Developer Tools

PBT-Bench: New AI benchmark for property-based testing tasks

LLMs achieve only 31–83% bug recall on 100 curated Python library problems

Deep Dive

A team led by Lucas Jing from arXiv has released PBT-Bench, a new benchmark designed to isolate and evaluate AI agents' ability to perform property-based testing. Unlike existing code benchmarks that only test bug reproduction or patch generation, PBT-Bench requires agents to derive semantic invariants from library documentation and construct precise input-generation strategies that can trigger hidden bugs. The benchmark comprises 100 problems drawn from 40 popular Python libraries, with a total of 365 injected bugs (mean 3.65 per problem) stratified across three difficulty levels—from single-constraint boundary bugs to complex stateful protocol violations.

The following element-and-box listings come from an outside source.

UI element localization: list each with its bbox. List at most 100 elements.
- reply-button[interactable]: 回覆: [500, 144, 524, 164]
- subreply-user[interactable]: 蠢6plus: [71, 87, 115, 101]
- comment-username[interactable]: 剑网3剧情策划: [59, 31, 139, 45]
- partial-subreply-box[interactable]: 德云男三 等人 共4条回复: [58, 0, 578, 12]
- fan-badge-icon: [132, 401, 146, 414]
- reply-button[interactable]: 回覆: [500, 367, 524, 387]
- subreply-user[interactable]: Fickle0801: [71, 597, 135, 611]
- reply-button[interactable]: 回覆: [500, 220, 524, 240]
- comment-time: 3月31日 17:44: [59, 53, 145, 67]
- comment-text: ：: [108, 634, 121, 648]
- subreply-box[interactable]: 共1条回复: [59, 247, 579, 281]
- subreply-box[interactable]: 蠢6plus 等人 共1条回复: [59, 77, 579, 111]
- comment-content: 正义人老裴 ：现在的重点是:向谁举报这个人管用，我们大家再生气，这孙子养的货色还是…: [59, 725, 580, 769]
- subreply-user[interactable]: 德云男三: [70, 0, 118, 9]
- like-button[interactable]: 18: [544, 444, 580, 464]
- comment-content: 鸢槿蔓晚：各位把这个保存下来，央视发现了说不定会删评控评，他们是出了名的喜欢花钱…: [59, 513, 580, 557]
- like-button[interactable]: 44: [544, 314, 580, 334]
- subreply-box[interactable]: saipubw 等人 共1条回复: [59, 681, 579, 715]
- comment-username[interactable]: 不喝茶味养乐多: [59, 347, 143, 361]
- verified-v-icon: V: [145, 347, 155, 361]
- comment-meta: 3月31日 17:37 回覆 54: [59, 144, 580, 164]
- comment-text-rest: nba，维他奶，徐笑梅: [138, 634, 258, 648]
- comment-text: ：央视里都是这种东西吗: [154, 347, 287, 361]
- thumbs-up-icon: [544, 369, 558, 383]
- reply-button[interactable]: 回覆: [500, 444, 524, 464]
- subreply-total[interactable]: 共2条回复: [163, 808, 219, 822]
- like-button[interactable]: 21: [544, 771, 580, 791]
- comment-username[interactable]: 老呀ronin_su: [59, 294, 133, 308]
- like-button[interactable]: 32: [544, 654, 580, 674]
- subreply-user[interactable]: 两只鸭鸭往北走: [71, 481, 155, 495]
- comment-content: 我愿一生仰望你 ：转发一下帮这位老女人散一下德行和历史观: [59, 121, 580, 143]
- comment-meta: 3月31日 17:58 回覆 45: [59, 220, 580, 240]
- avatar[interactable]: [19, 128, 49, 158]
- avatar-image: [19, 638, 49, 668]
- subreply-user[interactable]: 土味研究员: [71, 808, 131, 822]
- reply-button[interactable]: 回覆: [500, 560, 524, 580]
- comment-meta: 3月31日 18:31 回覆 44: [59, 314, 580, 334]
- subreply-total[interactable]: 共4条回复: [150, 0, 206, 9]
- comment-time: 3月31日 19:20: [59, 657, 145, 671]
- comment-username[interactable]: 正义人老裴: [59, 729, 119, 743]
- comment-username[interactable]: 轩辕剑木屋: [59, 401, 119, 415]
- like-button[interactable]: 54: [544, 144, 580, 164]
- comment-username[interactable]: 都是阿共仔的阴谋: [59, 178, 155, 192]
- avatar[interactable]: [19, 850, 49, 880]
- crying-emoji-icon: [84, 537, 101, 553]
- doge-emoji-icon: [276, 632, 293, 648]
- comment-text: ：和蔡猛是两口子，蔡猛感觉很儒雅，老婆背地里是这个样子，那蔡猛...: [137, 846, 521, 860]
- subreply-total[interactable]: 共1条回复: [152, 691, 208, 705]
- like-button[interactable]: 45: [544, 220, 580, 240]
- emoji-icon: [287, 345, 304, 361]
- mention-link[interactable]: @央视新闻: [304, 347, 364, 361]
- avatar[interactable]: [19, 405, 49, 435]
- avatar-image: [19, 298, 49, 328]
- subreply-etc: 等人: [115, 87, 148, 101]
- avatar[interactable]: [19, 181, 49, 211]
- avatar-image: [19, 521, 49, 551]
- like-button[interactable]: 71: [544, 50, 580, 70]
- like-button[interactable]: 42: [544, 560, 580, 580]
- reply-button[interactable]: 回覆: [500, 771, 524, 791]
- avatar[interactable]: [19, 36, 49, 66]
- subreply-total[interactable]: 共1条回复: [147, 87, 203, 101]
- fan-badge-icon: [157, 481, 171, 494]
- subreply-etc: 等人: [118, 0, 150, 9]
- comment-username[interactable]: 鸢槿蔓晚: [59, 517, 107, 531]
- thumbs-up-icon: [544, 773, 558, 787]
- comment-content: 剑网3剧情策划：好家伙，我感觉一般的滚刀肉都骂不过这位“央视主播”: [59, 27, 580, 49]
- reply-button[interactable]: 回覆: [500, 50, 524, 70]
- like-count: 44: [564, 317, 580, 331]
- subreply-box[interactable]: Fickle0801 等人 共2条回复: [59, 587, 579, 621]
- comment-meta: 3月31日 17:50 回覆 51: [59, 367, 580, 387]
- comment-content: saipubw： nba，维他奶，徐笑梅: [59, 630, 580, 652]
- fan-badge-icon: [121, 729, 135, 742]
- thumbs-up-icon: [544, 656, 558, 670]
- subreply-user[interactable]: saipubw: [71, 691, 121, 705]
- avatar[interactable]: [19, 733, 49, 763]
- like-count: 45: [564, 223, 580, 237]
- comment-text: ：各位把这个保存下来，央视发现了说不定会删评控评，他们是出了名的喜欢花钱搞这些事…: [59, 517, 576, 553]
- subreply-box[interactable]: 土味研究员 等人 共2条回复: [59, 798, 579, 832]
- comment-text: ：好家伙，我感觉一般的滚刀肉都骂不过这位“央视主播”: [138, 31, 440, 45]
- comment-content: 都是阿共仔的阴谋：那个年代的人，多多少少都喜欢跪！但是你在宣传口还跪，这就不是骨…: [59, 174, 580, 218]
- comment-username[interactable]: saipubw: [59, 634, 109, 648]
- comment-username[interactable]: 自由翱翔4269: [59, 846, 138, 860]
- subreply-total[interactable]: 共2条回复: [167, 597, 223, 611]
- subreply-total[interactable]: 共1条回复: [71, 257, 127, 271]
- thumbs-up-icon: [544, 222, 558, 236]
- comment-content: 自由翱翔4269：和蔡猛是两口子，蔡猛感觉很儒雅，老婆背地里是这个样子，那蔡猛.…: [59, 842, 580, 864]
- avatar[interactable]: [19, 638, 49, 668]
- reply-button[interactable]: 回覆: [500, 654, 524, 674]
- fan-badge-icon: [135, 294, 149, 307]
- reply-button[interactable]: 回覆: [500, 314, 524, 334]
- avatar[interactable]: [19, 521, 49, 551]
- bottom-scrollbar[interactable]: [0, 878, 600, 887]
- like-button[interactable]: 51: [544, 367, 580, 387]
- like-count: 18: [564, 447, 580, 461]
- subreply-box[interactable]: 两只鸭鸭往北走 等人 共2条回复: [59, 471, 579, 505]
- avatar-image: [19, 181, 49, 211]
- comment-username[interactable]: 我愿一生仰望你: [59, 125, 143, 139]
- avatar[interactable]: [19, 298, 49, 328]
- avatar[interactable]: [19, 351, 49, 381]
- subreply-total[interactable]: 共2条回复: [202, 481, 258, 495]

In their evaluation of eight contemporary LLMs under two prompting regimes (open-ended baseline vs. explicit Hypothesis framework scaffolding), the team found significant variance in performance. Bug recall with the structured Hypothesis prompt ranged from 42.1% to 83.4%, while the open-ended baseline yielded 31.4% to 76.7%. Scaffolding provided a substantial boost of over 20 percentage points for mid-capability models, but for the strongest models the gains were smaller—and in two cases performance actually degraded, suggesting that rigid prompts can interfere with certain model behaviors rather than complement them.

The benchmark also revealed that the hardest bugs are highly model-specific: different architectures failed on different problems, indicating that no single model currently closes all gaps. This work points to a need for better documentation-grounded semantic reasoning in AI systems. The authors have released the full benchmark, evaluation harness, and corpus to support further research into property-based testing and AI-driven software reliability.

Key Points
  • 100 curated property-based testing problems across 40 real Python libraries with 365 injected bugs
  • Best LLM achieved 83.4% bug recall with Hypothesis scaffolding; worst achieved 31.4% with open-ended prompts
  • Hypothesis scaffolding boosted mid-capability models by >20 percentage points but degraded performance in two top models

Why It Matters

Property-based testing is critical for software reliability; this benchmark exposes AI's weak semantic reasoning from documentation.